The Risk of Trade With India

Primary Concerns:

Over the course of the last decade, the once stagnant Indian economy had become among the fastest growing in the global community. The opening doors of free trade have made India a top destination for high-tech companies, a major service industry provider and host to countless foreign trade and production endeavors. However, just as its fortunes have improved with the proliferation of globalization, so too have its recent fortunes felt the decline of the global recession. As reported in an article from Businessline, Chennai, "due to the difficult financing conditions prevailing in the international credit markets and increased risk aversion by the lending counterparties, gross inflows of short-term trade credit to India declined in 2008-09 and this trend continued in 2009-10." (Anonymous, p. 1)

Still, India remains an economy rife with growth potential for foreign investors. An important factor in this environment, however, is management risk. Today, the opportunities possible in the developing economy are counterbalanced by no small degree of difficulty. As in most developing countries, the market controls that will ultimately come with true achievement of 'developed' status are still a nu mber of years away. As a result, one must risk the perils of an underdeveloped market, which include a great deal of impropriety and unpredictability.
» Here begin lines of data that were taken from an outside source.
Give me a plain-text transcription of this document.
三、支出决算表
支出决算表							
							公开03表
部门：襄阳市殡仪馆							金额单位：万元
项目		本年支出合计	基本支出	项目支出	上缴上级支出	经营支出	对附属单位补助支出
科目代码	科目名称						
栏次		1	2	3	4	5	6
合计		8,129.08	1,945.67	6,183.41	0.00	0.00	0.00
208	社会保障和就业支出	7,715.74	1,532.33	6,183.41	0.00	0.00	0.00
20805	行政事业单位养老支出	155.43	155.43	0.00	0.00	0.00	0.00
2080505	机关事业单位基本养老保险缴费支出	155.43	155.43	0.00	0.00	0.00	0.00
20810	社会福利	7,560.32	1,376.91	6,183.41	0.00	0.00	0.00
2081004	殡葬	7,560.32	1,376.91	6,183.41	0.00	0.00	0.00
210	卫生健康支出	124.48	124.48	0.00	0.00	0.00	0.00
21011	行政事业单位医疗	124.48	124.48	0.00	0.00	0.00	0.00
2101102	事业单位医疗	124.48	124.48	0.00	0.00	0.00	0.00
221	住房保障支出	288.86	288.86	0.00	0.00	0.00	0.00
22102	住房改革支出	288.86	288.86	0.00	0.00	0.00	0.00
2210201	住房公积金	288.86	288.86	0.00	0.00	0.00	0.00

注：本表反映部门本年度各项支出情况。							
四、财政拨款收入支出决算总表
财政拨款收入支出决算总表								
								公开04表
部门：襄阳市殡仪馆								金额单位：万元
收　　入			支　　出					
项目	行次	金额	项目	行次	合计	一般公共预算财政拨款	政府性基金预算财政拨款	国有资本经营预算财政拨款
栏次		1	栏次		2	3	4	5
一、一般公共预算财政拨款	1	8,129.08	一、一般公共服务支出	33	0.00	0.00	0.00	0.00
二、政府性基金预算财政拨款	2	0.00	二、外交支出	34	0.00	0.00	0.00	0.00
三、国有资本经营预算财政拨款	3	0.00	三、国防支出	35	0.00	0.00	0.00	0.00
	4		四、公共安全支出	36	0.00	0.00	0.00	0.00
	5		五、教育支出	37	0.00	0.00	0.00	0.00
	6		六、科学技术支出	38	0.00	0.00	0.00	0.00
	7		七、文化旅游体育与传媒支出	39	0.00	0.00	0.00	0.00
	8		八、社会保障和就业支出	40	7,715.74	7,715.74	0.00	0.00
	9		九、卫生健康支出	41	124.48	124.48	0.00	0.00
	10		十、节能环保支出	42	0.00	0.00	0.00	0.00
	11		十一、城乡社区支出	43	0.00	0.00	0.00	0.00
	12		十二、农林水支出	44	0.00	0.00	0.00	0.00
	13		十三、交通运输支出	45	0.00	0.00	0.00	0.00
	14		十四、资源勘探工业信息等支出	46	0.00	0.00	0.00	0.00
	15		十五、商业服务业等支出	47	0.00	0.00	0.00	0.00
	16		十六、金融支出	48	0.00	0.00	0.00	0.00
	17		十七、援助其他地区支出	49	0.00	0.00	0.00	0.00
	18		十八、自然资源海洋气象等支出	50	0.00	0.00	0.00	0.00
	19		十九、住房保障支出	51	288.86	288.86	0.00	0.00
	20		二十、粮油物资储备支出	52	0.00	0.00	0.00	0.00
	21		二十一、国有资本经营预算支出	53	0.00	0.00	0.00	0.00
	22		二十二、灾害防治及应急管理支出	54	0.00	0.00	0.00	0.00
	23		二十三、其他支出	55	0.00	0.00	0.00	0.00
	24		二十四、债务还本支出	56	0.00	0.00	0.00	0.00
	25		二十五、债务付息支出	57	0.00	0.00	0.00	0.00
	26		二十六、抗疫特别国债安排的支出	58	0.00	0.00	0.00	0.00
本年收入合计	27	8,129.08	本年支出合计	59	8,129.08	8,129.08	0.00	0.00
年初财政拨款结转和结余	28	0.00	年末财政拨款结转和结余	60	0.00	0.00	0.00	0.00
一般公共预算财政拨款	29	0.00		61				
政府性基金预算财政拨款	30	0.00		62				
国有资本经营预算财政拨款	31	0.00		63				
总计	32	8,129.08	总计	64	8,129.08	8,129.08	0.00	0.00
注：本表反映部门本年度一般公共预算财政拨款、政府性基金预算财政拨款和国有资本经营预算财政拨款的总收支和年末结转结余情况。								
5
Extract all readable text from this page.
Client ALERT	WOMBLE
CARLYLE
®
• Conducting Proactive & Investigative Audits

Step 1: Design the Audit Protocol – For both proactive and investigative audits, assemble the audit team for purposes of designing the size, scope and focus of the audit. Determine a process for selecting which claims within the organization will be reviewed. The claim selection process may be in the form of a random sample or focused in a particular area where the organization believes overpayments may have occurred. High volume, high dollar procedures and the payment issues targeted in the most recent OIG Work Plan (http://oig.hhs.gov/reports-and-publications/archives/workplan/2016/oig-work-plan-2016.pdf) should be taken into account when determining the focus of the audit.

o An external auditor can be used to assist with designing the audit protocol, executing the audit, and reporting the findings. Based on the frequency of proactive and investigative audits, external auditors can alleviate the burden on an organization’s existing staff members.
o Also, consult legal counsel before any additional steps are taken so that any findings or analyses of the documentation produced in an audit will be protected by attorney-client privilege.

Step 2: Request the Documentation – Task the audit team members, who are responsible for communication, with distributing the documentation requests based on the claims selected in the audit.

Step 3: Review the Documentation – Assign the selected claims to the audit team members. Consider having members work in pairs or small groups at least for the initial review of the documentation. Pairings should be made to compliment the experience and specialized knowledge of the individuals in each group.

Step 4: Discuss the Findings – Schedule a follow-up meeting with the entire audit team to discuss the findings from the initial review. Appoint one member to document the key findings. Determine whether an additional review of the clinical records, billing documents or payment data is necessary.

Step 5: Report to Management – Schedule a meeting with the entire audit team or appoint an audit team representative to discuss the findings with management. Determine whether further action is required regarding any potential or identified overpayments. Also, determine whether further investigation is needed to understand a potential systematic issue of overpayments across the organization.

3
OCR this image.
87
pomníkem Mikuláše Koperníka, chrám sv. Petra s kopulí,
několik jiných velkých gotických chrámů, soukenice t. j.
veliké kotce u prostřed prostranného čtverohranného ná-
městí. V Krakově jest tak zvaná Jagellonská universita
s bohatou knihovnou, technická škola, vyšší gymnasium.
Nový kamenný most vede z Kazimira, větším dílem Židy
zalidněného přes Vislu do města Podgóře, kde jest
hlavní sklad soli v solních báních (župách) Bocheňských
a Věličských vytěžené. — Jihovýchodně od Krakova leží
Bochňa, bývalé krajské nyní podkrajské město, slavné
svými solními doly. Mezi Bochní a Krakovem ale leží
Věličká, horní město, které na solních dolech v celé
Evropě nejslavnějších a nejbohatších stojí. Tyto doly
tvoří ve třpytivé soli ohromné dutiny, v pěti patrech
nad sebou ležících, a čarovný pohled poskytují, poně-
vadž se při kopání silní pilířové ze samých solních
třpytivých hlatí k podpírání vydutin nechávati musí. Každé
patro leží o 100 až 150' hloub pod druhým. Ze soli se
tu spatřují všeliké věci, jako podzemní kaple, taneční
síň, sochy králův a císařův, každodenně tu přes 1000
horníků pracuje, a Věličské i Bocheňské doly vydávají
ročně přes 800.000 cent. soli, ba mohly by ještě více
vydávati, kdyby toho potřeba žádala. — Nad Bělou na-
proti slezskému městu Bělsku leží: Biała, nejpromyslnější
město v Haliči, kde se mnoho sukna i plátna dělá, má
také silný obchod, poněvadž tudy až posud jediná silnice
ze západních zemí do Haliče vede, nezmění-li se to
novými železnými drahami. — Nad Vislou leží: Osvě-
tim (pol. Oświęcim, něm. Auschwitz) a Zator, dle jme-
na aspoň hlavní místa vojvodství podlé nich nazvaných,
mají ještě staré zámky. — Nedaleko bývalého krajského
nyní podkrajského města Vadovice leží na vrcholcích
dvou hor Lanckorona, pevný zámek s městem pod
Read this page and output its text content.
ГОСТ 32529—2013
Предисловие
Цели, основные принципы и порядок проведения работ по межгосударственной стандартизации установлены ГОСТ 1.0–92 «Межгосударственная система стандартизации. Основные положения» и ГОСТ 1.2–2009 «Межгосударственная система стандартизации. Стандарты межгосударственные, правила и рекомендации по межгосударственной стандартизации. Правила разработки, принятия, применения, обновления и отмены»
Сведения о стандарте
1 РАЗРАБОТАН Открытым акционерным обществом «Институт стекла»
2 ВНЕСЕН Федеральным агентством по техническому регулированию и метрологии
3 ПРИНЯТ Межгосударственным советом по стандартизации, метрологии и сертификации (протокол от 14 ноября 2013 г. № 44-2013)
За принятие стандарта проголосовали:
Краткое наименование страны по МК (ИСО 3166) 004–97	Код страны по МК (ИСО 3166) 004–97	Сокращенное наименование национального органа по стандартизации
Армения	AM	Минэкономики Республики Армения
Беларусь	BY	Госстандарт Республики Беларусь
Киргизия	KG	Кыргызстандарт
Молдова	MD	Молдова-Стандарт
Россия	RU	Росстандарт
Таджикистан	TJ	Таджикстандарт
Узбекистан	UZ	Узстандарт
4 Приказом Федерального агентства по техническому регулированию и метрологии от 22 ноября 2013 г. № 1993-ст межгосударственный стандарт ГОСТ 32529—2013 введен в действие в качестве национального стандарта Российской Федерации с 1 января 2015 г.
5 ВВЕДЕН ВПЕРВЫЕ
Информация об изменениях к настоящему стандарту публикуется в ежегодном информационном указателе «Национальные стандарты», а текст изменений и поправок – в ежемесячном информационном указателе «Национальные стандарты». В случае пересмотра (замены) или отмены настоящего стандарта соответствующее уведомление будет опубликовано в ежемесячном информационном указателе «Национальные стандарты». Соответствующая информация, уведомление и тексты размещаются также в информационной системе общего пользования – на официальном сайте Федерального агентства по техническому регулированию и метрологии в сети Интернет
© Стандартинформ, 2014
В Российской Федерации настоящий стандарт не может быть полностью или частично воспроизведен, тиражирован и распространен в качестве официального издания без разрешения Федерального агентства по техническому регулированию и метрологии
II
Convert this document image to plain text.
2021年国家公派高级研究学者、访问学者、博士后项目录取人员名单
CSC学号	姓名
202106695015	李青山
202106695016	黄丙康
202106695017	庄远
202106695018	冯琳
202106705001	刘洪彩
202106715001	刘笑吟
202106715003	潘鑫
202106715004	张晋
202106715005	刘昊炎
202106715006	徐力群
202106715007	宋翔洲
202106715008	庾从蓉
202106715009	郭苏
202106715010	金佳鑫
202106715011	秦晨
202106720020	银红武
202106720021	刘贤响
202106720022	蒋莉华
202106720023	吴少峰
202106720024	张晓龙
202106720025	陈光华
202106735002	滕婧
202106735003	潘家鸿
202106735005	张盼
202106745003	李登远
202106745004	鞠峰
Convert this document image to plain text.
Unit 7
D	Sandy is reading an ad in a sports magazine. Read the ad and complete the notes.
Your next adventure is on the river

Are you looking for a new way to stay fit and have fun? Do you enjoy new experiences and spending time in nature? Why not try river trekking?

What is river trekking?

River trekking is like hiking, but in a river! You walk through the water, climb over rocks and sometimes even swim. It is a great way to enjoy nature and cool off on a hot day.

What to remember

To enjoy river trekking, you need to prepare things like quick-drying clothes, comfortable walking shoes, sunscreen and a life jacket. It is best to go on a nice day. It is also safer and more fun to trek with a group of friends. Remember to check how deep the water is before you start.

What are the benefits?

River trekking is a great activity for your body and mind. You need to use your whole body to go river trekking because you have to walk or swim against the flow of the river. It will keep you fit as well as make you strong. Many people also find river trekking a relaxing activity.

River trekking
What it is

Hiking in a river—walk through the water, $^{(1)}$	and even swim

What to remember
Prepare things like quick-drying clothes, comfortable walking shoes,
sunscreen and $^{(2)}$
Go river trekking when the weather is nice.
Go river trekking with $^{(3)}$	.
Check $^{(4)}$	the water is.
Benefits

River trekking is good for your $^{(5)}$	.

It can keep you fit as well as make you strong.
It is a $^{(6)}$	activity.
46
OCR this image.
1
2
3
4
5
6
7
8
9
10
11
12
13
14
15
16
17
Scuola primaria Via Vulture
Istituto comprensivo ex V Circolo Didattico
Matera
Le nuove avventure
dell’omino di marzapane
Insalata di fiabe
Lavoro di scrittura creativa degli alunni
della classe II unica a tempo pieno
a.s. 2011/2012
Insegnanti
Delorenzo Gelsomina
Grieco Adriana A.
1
This finding is supported in an article by Gill et al. (2010), which surveys the experiences of a number of Canadian businesspersons invested in endeavors in India. Their various experiences help lend credence to the concern that foreign investors face an especially high risk of exploitation. Accordingly, the article by Gill et al. (2010) points out that "the findings suggest that perceptions of the political and legal nature, corruption, confiscation, and economic risk can hinder investments and may lead to capital losses on investments in the Indian real estate market." (p. 1)

Indeed, the research indicates that one of the biggest obstacles to achieving the anticipated gains in the Indian market actually has less to do with the downturn in the global economy than with an array of challenges specific to India or, at least, to the developing sphere. For any foreign companies seeking to invest and expand in Indian markets, it must be with designs to insulate and protect against the many forces that might otherwise undermine their objectives.

Minimizing the Risk:

On the surface, these factors combine to render a rather unfavorable view of conducting foreign trade or investment in India. However, this is somewhat misleading, or at least only conveys a small part of the picture. In reality, outside the scope of the current recession, India does remain one of the most promising growth states in its region.

This is confirmed in the article produced by Businessline, which suggests that a focus on short-term credit strategies might be a good way to mitigate the dangers presented by long-term investment in India. According to the article, there has also been some traction in bringing a more positive regulatory environment to the fore. The article indicates that "the various policy initiatives taken by the Government and the RBI helped ease the pressure on trade financing. This is corroborated by the increase in share of short-term trade credit (both inflows and outflows) in the overall gross capital flows." (Anonymous, p. 1)

This suggests that short-term trade credit might be an effective way to at least minimize one's financial exposure to risk. In addition to this recommendation, Gill et al. offer several suggestions that are not only instructive towards minimizing risk but also lend great insight into the way that the Indian marketplace conducts itself. Gill et al. recommend that foreign companies setting up operations in India take a number of steps to connect themselves to the local community and its attendant business culture. This includes such actions as hiring local employees, borrowing local funds, financing through local banks, establishing good relationships with local lenders and, perhaps most importantly, establishing good relationships with local and national politicians. These steps indicate that companies which integrate themselves more directly into their communities and regions will be less likely to face undue government intrusion, confiscation or other corrupt antagonism.